Сказку Кречет прекрасно помнил: девочку тут унесло течением и даже ударило о камни. Горские сказки вообще не отличались излишней добротой, если речь шла о таких жизненных ситуациях. Но девочка не погибла, потому что в какой-то момент из потока её вынес… конь. Самый настоящий, живой, она в его гриву вцепилась и так до берега и добралась. А через три года, уже девицей, шла мимо того же потока, поскользнулась на мокрых камнях и снова упала бы в воду, не придержи ее за руку невесть откуда взявшийся красавец-юноша. Подхватил он ее на руки, посадил в седло белогривого коня и отвез матери и отцу.
— И звали ту растеряшку, что башмачок потеряла — Нииро, — усмехнулся Янтор. — А жениха ее — Теалья.

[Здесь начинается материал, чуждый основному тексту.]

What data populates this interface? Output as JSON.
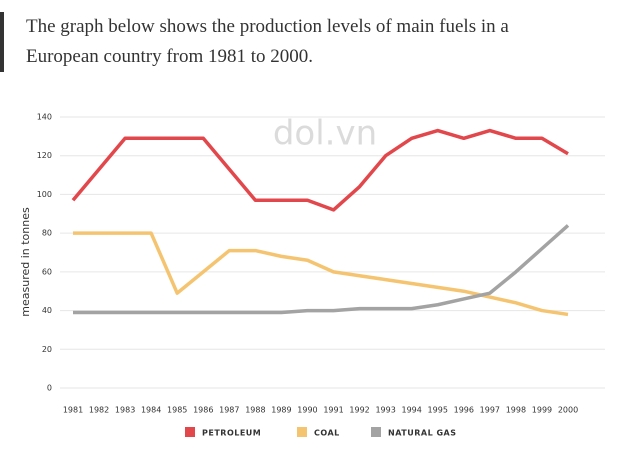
{
  "paragraph_lines": [
    "The graph below shows the production levels of main fuels in a",
    "European country from 1981 to 2000."
  ],
  "chart_data": {
    "type": "line",
    "watermark": "dol.vn",
    "y_label": "measured in tonnes",
    "categories": [
      "1981",
      "1982",
      "1983",
      "1984",
      "1985",
      "1986",
      "1987",
      "1988",
      "1989",
      "1990",
      "1991",
      "1992",
      "1993",
      "1994",
      "1995",
      "1996",
      "1997",
      "1998",
      "1999",
      "2000"
    ],
    "series": [
      {
        "name": "PETROLEUM",
        "color": "#e2474b",
        "values": [
          97,
          113,
          129,
          129,
          129,
          129,
          113,
          97,
          97,
          97,
          92,
          104,
          120,
          129,
          133,
          129,
          133,
          129,
          129,
          121
        ]
      },
      {
        "name": "COAL",
        "color": "#f5c470",
        "values": [
          80,
          80,
          80,
          80,
          49,
          60,
          71,
          71,
          68,
          66,
          60,
          58,
          56,
          54,
          52,
          50,
          47,
          44,
          40,
          38
        ]
      },
      {
        "name": "NATURAL GAS",
        "color": "#a3a3a3",
        "values": [
          39,
          39,
          39,
          39,
          39,
          39,
          39,
          39,
          39,
          40,
          40,
          41,
          41,
          41,
          43,
          46,
          49,
          60,
          72,
          84
        ]
      }
    ],
    "ylim": [
      0,
      140
    ],
    "yticks": [
      0,
      20,
      40,
      60,
      80,
      100,
      120,
      140
    ],
    "grid": true
  }
}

— Те самые? Чей замок раньше на водопаде стоял? — тут же навострил уши Кречет.
— Сапоги, — сурово напомнил ему Яр, и Кречет принялся стягивать обувь, впрочем, не забывая прислушиваться, что говорит Янтор. Страх страхом, но любопытство пересилило.
— Те самые, — пригладил усы Янтор. — Твои, малыш, предки, первые нэх Воды в Эфаре. Имя Теалья стало родовым, а женщин рода с тех пор «водными» именами называют. Норов у них — что у горного потока, да тебе ли не знать.